SLEP017: Clone Override Protocol with __sklearn_clone__

Author:

Joel Nothman

Status:

Accepted

Type:

Standards Track

Created:

2022-03-19

scikit-learn-Version:

1.3.0

Resolution:

https://github.com/scikit-learn/enhancement_proposals/pull/79

Abstract

The ability to clone Scikit-learn estimators – removing any state due to previous fitting – is essential to ensuring estimator configurations are reusable across multiple instances in cross validation. A centralised implementation of sklearn.base.clone() regards an estimator’s constructor parameters as the state that should be copied. This proposal allows for an estimator class to implement custom cloning functionality with a __sklearn_clone__ method, which will default to the current clone behaviour.

Detailed description

Cloning estimators is one way that Scikit-learn ensures that there is no data leakage across data splits in cross-validation: by only copying an estimator’s configuration, with no data from previous fitting, the estimator must fit with a cold start. Cloning an estimator often also occurs prior to parallelism, ensuring that a minimal version of the estimator – without a large stored model – is serialised and distributed.

Cloning is currently governed by the implementation of sklearn.base.clone(), which recursively descends and copies the parameters of the passed object. For an estimator, it constructs a new instance of the estimator’s class, passing to it cloned versions of the parameter values returned by its get_params. It then performs some sanity checks to ensure that the values passed to the construtor are identical to what is then returned by the clone’s get_params.

The current equivalence between constructor parameters and what is cloned means that whenever an estimator or library developer deems it necessary to have further configuration of an estimator reproduced in a clone, they must include this configuration as a constructor parameter.

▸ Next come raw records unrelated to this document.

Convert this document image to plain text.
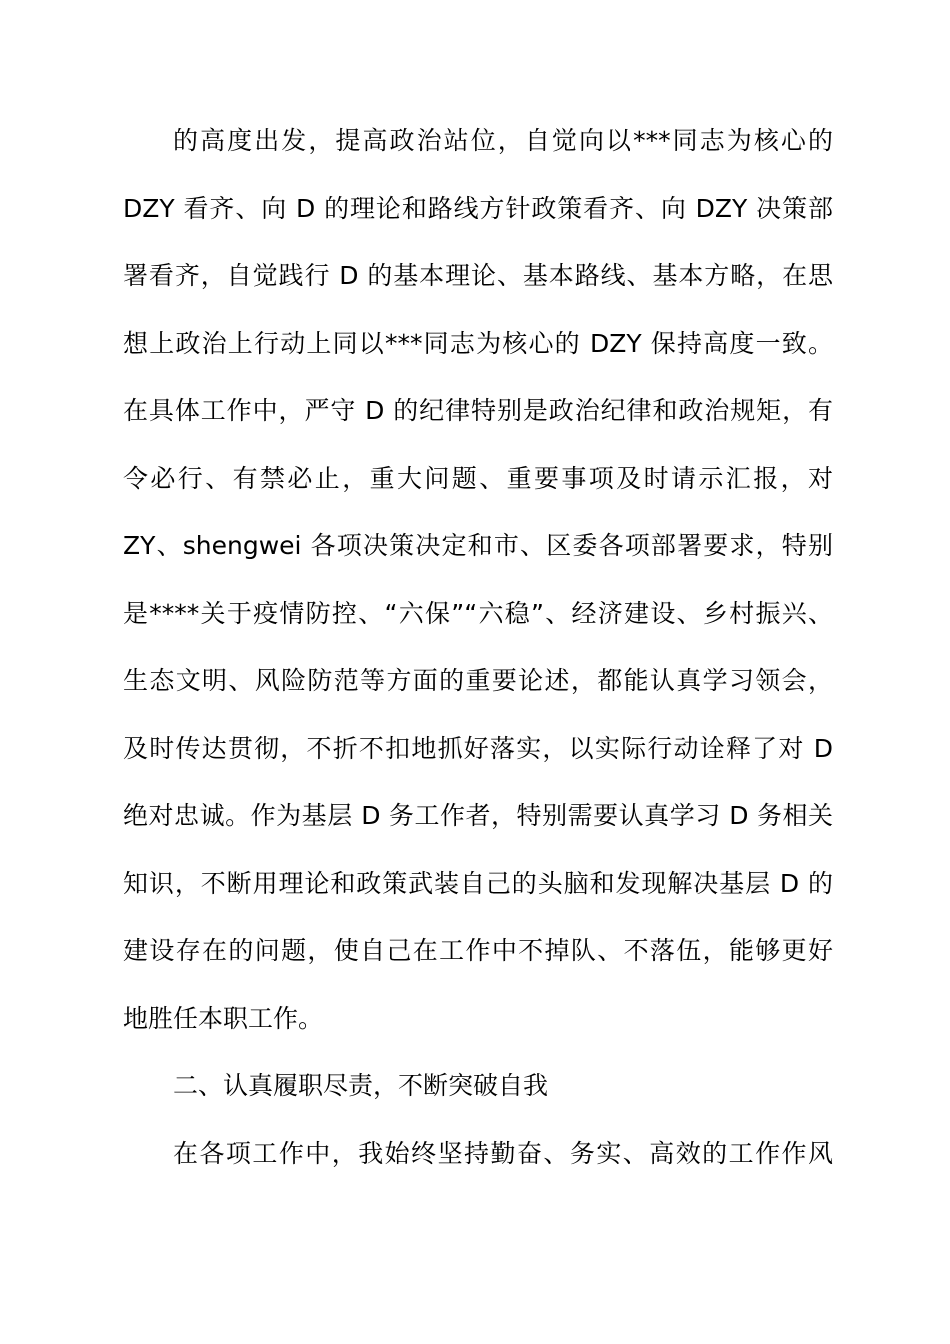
的高度出发，提高政治站位，自觉向以***同志为核心的
DZY 看齐、向 D 的理论和路线方针政策看齐、向 DZY 决策部
署看齐，自觉践行 D 的基本理论、基本路线、基本方略，在思
想上政治上行动上同以***同志为核心的 DZY 保持高度一致。
在具体工作中，严守 D 的纪律特别是政治纪律和政治规矩，有
令必行、有禁必止，重大问题、重要事项及时请示汇报，对
ZY、shengwei 各项决策决定和市、区委各项部署要求，特别
是****关于疫情防控、“六保”“六稳”、经济建设、乡村振兴、
生态文明、风险防范等方面的重要论述，都能认真学习领会，
及时传达贯彻，不折不扣地抓好落实，以实际行动诠释了对 D
绝对忠诚。作为基层 D 务工作者，特别需要认真学习 D 务相关
知识，不断用理论和政策武装自己的头脑和发现解决基层 D 的
建设存在的问题，使自己在工作中不掉队、不落伍，能够更好
地胜任本职工作。
二、认真履职尽责，不断突破自我
在各项工作中，我始终坚持勤奋、务实、高效的工作作风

Cases where this need has been raised in Scikit-learn development include:

  • ensuring metadata requests are cloned with an estimator

  • ensuring parameter spaces are cloned with an estimator

  • building a simple wrapper that can “freeze” a pre-fitted estimator

  • allowing existing options for using prefitted models in ensembles to work under cloning

The current design also limits the ability for an estimator developer to define an exception to the sanity checks (see #15371).

This proposal empowers estimator developers to extend the base implementation of clone by providing a __sklearn_clone__ method, which clone will delegate to when available. The default implementaton will match current clone behaviour. It will be provided through BaseEstimator.__sklearn_clone__ but also provided for estimators not inheriting from BaseEstimator.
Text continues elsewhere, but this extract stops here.